One of the reasons why one would like to detect foreground objects from a video is to be able to determinate what activity the person in the video is performing. In the static analysis the persons posture is analyzed at a specific time. A posture is a good indicator of what the person is doing e.g. lying, standing or sitting. This information alone is not very useful. That is why in the dynamic analysis the outcome of the static approach is combined to the earlier static approach outcomes. In this way we can analyze movement patterns. (Cardinaux et al. 2011) If the person was standing in the last frame and in the current frame is detected as lying, the person probably have suffered from a fall (Cardinaux et al. 2011; Kroputaponchai & Suvonvorn 2013).

Static analysis

The static approach tries to detect in what posture the target person is. This analysis is done frame-wise (for each frame separately). Posture of a person is a good indication of the persons state. Aspect ratio measurement is a simple and quick way to analyze a persons posture. It is used in many fall detection algorithms (Fleck & Straßer 2010; Lin & Ling 2007; Nasution & Emmanuel 2007). Aspect ratio is calculated using the foreground pixels of a person, that are obtained with a background subtraction, to determinate in what position the person is. The persons bounding box is constructed by finding the furthest foreground pixels (leftmost, rightmost, topmost, bottommost). Shadows and noise can cause errors in the bounding box calculations. To avoid this there can be a histogram applied row-wise and column-wise and then the bounding box would be constructed for the pixels that exceed the histograms threshold. Horizontal and vertical projection histograms can decrease the effects of noise and shadows. (Cardinaux et al. 2011)

Nasution & Emmanuel (2007) proposed a k-Nearest Neighbor (KNN) algorithm to identify the most similar posture from the postures that were trained to the algorithm during the training phase.

Rougier et al. (2007) proposed the usage of an approximated ellipse instead of a bounding box to estimate the persons posture. This method can extract the orientation of a person better than the bounding box.

Dynamic analysis

Because the static approach alone is not very useful a dynamic approach is used. In the dynamic analysis the results from the static analysis are used and saved to a register. With the register the system can identify if a lying person did fall or intentionally lying. The time since a person detected as standing to the time that the person is detected lying is used to identify falls. (Cardinaux et al. 2011) If the person was standing 0.4-0.8 seconds ago and is now detected as lying, the person probably have suffered from a fall. Also an audio analysis could be utilized with video-based methods to make the detection more robust. (Cardinaux et al. 2011; Kroputaponchai & Suvonvorn 2013)

Nasution & Emmanuel (2007) proposed usage of a stripped GMM to detect foreground objects.

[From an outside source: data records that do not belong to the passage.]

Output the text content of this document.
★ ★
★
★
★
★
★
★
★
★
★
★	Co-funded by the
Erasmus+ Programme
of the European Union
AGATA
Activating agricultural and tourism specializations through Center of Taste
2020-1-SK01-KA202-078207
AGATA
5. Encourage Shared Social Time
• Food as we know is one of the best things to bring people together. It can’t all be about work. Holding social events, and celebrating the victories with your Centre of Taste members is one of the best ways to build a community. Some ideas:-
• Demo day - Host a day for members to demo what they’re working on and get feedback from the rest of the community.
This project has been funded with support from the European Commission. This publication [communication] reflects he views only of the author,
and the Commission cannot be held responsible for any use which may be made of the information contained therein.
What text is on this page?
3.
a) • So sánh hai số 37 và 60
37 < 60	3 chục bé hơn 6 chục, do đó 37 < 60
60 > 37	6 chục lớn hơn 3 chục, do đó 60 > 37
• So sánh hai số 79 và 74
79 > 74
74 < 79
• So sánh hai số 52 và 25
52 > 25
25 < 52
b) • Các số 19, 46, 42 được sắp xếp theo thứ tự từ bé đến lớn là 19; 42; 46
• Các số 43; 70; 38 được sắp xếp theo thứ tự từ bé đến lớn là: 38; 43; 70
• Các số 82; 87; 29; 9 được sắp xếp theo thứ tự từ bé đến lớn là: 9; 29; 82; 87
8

To detect the activity of a person they then trained the system with sitting, standing, bending, lying and lying against the camera. After the training phase they adapted a KNN algorithm to calculate equality with each posture from the training phase. After this they adapted an evidence accumulation technique to only change the posture (from last frame) if the equality was high enough to exceed a threshold. (Nasution & Emmanuel 2007)

Lin & Ling (2007) found three features that usually occur when a person falls. The incident will happen in a short time period, typically in a range of 0.4-0.8 seconds. The persons centroid changes rapidly and significantly. The vertical projection of the person changes significantly. (Lin & Ling 2007)

Rougier et al. (2007) used a Motion History Image (MHI) to determine if a person is falling or performing some other activity. In the MHI pixel intensity represents the recent motion. This method rely on the assumption that falls will have a high motion. As the background subtraction method Rougier et al. (2007) used an improved CodeBook proposed by Kim et al. (2004).

Many researches define a fall as a person having a greater acceleration than in their normal daily activities (Gjoreski, Lustrek, Gams 2012; Kroputaponchai & Suvonvorn 2013; Nasution & Emmanuel 2007). Fall-like activities can have the same acceleration as normal activities such as lying down on the bed quickly or quickly sitting down. Additionally, all falls does not include a fast acceleration. (Gjoreski et al. 2012; Rubenstein 2002; Rougier et al. 2007) Gjoreski et al. (2012) proposed that Rubenstein (2002) showed that 22% of the falls could be "slow falls", falls that does not have a greater acceleration than normal activities. That is why approaches that only rely on acceleration can be problematic and could cause many false detections. A robust system should detect slower falls and be able to separate quick normal activities from falls.

Position and motion analysis

While posture analysis is a good way to detect the persons state it is hard for it to detect what activity, more specific than just sitting, standing or lying, the person is performing. That is why the persons position could be used to determine what ADL or IADL the person is currently performing. With this technique the daily routines could be monitored and taught to the system and if something abnormal is detected, it could create an alarm (Rougier et al. 2007; OMASeniori; Lin & Ling 2007).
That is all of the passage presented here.